Forum für Wissenschaft, Industrie und Wirtschaft

Hauptsponsoren:     3M 
Datenbankrecherche:

 

Vom Hörsaal zur Mensa: Mobile Software bietet Rundumservice für Studenten

25.02.2011
Studenten reicht künftig ein leistungsstarkes Handy, um den Überblick über die Hörsäle, Kursunterlagen und Seminararbeiten zu bewahren. Eine neue mobile Anwendung wird schon bald den Studenten der Universität des Saarlandes das komplette Vorlesungsverzeichnis anzeigen.

Sie können sich damit aber auch individuelle Semesterpläne erstellen und sich zum passenden Hörsaal lotsen lassen. Die so genannte App kann auf alle möglichen Smartphone-Geräte wie das Apple iPhone oder Handys mit dem Betriebssystem Android geladen werden. Sie wurde von Wissenschaftlern des Centre for E-Learning Technology (Celtech) an der Saar-Uni gemeinsam mit der IMC AG in Saarbrücken entwickelt.

Vom 1. bis 5. März werden die Forscher die Software auf der Computermesse Cebit in Hannover am saarländischen Forschungsstand (Halle 9, B 43) vorstellen.

„Wenn ein Seminar ausfällt oder sich der Hörsaal ändert, erscheint dies aktuell auf dem Handy-Display“, erklärt Christoph Igel, Managing Director des Centre for E-Learning Technology (Celtech) auf dem Saarbrücker Uni-Campus. Sein Team hat die Anwendung „learn&go“ entwickelt, die das Studentenleben künftig wesentlich erleichtern wird. Es zeigt nicht nur die Lehrveranstaltungen an, sondern führt Studenten und Gasthörer über eine Navigationsfunktion auch direkt zum Hörsaal. Wer auf dem Uni-Campus dann dennoch die Orientierung verliert, kann sich zu jedem Gebäude die Fachrichtungen und Lehrstühle der einzelnen Professoren anzeigen lassen.

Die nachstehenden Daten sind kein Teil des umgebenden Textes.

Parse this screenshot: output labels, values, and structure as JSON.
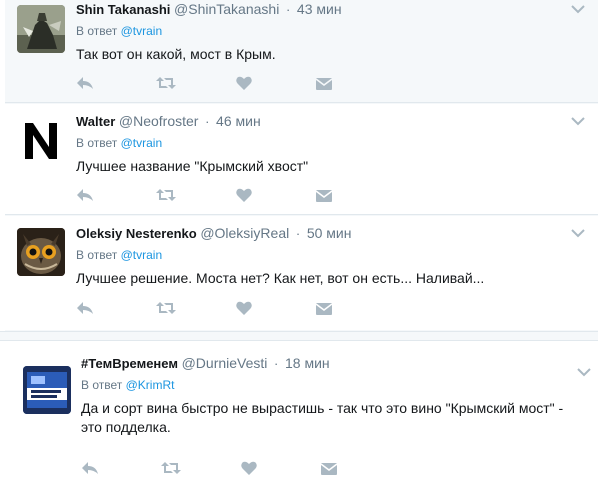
{
  "colors": {
    "link": "#1b95e0",
    "muted": "#657786",
    "icon": "#aab8c2",
    "bg_highlight": "#f5f8fa"
  },
  "tweets": [
    {
      "fullname": "Shin Takanashi",
      "username": "@ShinTakanashi",
      "time": "43 мин",
      "reply_prefix": "В ответ",
      "reply_to": "@tvrain",
      "text": "Так вот он какой, мост в Крым.",
      "avatar": "dark-warrior-artwork"
    },
    {
      "fullname": "Walter",
      "username": "@Neofroster",
      "time": "46 мин",
      "reply_prefix": "В ответ",
      "reply_to": "@tvrain",
      "text": "Лучшее название \"Крымский хвост\"",
      "avatar": "N"
    },
    {
      "fullname": "Oleksiy Nesterenko",
      "username": "@OleksiyReal",
      "time": "50 мин",
      "reply_prefix": "В ответ",
      "reply_to": "@tvrain",
      "text": "Лучшее решение. Моста нет? Как нет, вот он есть... Наливай...",
      "avatar": "owl-photo"
    },
    {
      "fullname": "#ТемВременем",
      "username": "@DurnieVesti",
      "time": "18 мин",
      "reply_prefix": "В ответ",
      "reply_to": "@KrimRt",
      "text": "Да и сорт вина быстро не вырастишь - так что это вино \"Крымский мост\" - это подделка.",
      "avatar": "cigarette-pack-photo"
    }
  ],
  "icons": [
    "reply-icon",
    "retweet-icon",
    "like-icon",
    "message-icon",
    "chevron-down-icon"
  ]
}
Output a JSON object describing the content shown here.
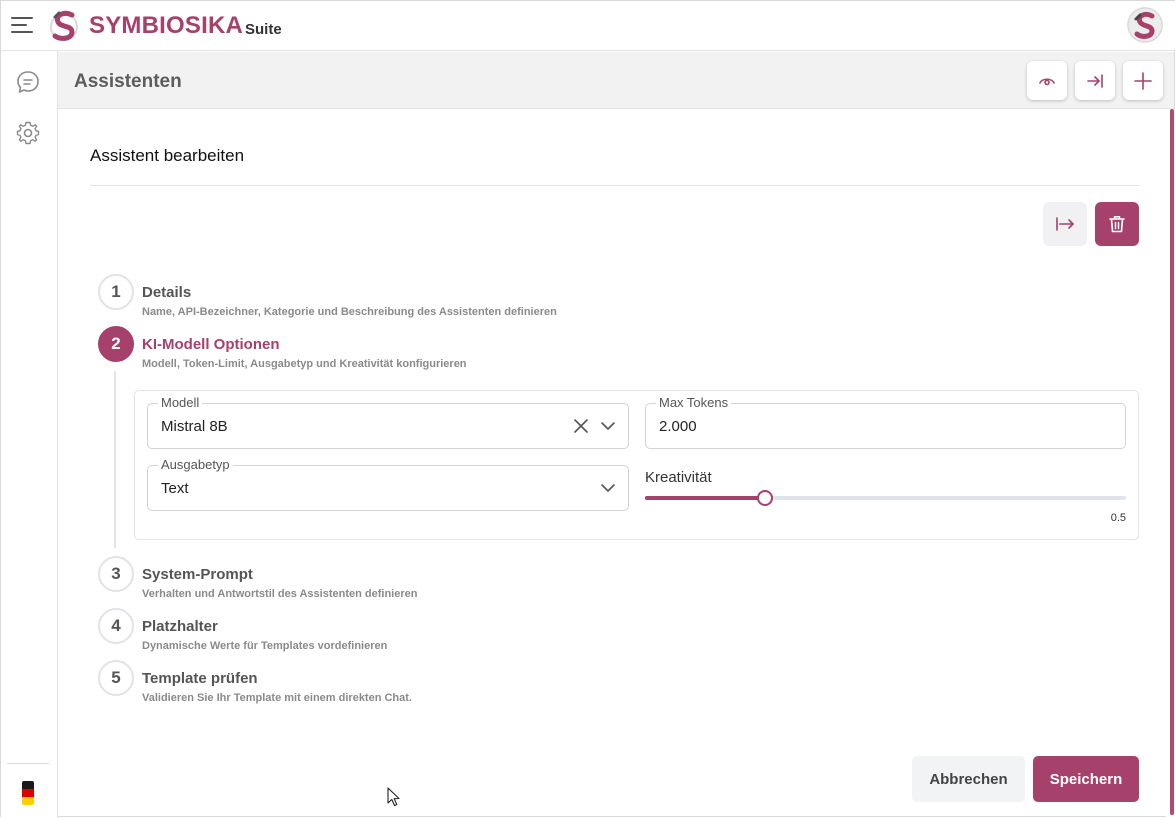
{
  "app": {
    "brand_name": "SYMBIOSIKA",
    "brand_suffix": "Suite",
    "accent_color": "#a5416b"
  },
  "sidebar": {
    "items": [
      {
        "icon": "chat-icon"
      },
      {
        "icon": "gear-icon"
      }
    ],
    "language_flag": "de"
  },
  "page": {
    "title": "Assistenten",
    "header_actions": [
      {
        "icon": "eye-icon"
      },
      {
        "icon": "arrow-right-bar-icon"
      },
      {
        "icon": "plus-icon"
      }
    ]
  },
  "editor": {
    "title": "Assistent bearbeiten",
    "actions": [
      {
        "icon": "arrow-right-from-bar-icon"
      },
      {
        "icon": "trash-icon"
      }
    ],
    "steps": [
      {
        "number": "1",
        "label": "Details",
        "description": "Name, API-Bezeichner, Kategorie und Beschreibung des Assistenten definieren",
        "active": false
      },
      {
        "number": "2",
        "label": "KI-Modell Optionen",
        "description": "Modell, Token-Limit, Ausgabetyp und Kreativität konfigurieren",
        "active": true
      },
      {
        "number": "3",
        "label": "System-Prompt",
        "description": "Verhalten und Antwortstil des Assistenten definieren",
        "active": false
      },
      {
        "number": "4",
        "label": "Platzhalter",
        "description": "Dynamische Werte für Templates vordefinieren",
        "active": false
      },
      {
        "number": "5",
        "label": "Template prüfen",
        "description": "Validieren Sie Ihr Template mit einem direkten Chat.",
        "active": false
      }
    ],
    "model_options": {
      "model_label": "Modell",
      "model_value": "Mistral 8B",
      "max_tokens_label": "Max Tokens",
      "max_tokens_value": "2.000",
      "output_type_label": "Ausgabetyp",
      "output_type_value": "Text",
      "creativity_label": "Kreativität",
      "creativity_value": 0.5,
      "creativity_display": "0.5"
    },
    "buttons": {
      "cancel_label": "Abbrechen",
      "save_label": "Speichern"
    }
  }
}
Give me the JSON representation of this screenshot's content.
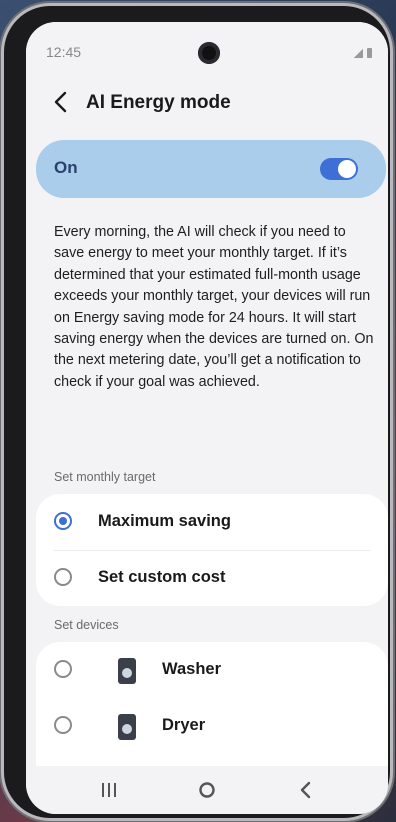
{
  "status_bar": {
    "time": "12:45"
  },
  "header": {
    "title": "AI Energy mode"
  },
  "toggle": {
    "label": "On",
    "state": true
  },
  "description": "Every morning, the AI will check if you need to save energy to meet your monthly target. If it’s determined that your estimated full-month usage exceeds your monthly target, your devices will run on Energy saving mode for 24 hours. It will start saving energy when the devices are turned on. On the next metering date, you’ll get a notification to check if your goal was achieved.",
  "monthly_target": {
    "section_label": "Set monthly target",
    "options": [
      {
        "label": "Maximum saving",
        "selected": true
      },
      {
        "label": "Set custom cost",
        "selected": false
      }
    ]
  },
  "devices": {
    "section_label": "Set devices",
    "items": [
      {
        "label": "Washer",
        "icon": "washer-icon",
        "selected": false
      },
      {
        "label": "Dryer",
        "icon": "dryer-icon",
        "selected": false
      }
    ]
  },
  "colors": {
    "accent": "#3d6fd6",
    "toggle_card": "#a9cdea",
    "toggle_text": "#2a4170"
  }
}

Für Besprechungen können außerdem virtuelle Kursräume genutzt werden und Lehrmaterialien und Videos zu den einzelnen Seminaren abgerufen werden. Demnächst sollen zudem noch mehr Web 2.0- Dienste zur Verfügung gestellt werden. „Die Studenten können sich damit zum einen leichter auf dem Campus orientieren. Sie können aber auch die neuen Möglichkeiten des interaktiven Lernens nutzen, beispielweise über eine so genannte TED-Abfrage, bei der wie bei einem Fernseh-Quiz die wahrscheinlichste Lösungsvariante ermittelt wird“, sagt Christoph Igel.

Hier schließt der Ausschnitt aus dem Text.